I look down, and every part of me is caked with some mixture of blood, dust, and debris. "It's not mine."

"We have to check you out first." There's no reason for them to not take me at my word. It's not like I have ever rushed off into danger to save a member of my team, blithely ignoring a mortal injury in the process.

Oh wait.

"I'm sorry, Colonel," except Woolsey doesn't sound that contrite, "but you cannot leave the base until you're cleared medically. It's protocol."

"I don't have time for protocol—"

His expression goes stony while the insistent hands keep trying to push me back onto that damn gurney. I could fight them all off, grab the jumper, and just go. Except that might be a tiny bit insane and completely unnecessary. Lorne is already geared up and making his way to the parked jumper. He'll find Ronon and Teyla and bring them back.

Except that I made that promise.

"Colonel, you're blocking access to the gate." You know, it's a hell of a lot easier to dislike Woolsey when he's not looking so damn concerned. "The jumper can't leave to find the rest of your team until you move."

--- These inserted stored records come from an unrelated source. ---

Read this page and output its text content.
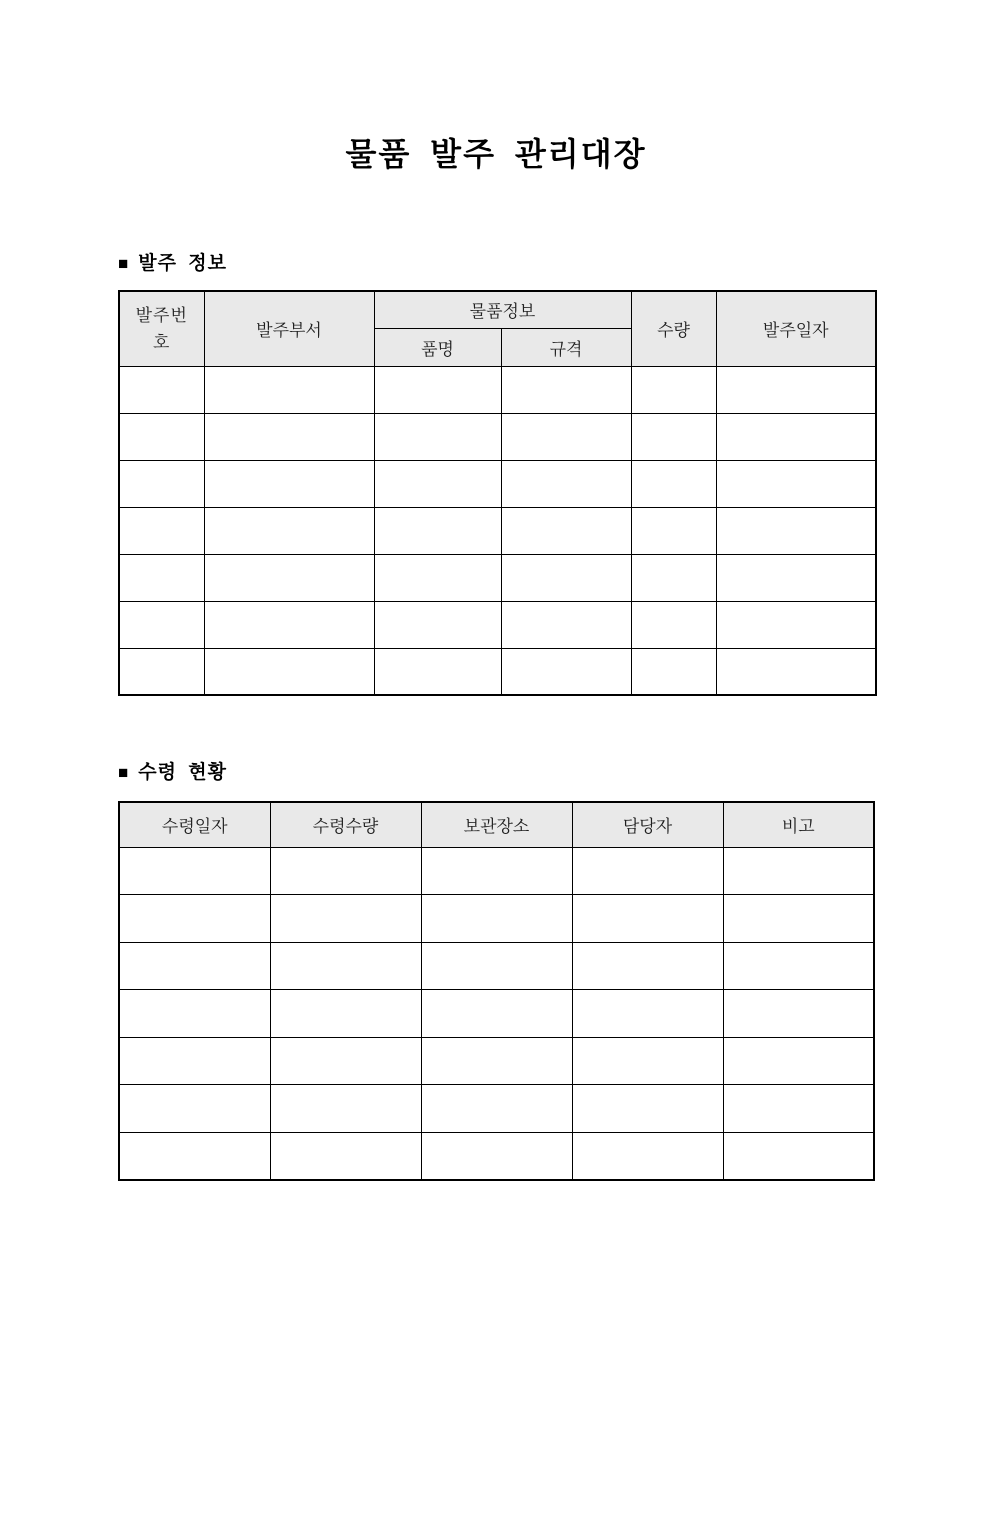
물품 발주 관리대장
■ 발주 정보
발주번호	발주부서	물품정보		수량	발주일자
		품명	규격		

■ 수령 현황
수령일자	수령수량	보관장소	담당자	비고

That's a low blow, and he knows it. It takes several tries to swallow my rising anger past the dust coating my throat. I could still ignore him, his damn protocols, and force my way back onto the jumper and find the rest of my team. I could, except that would just waste more time.

Without a word to any of them I stalk off to the infirmary, my assigned posse of medics trailing after me.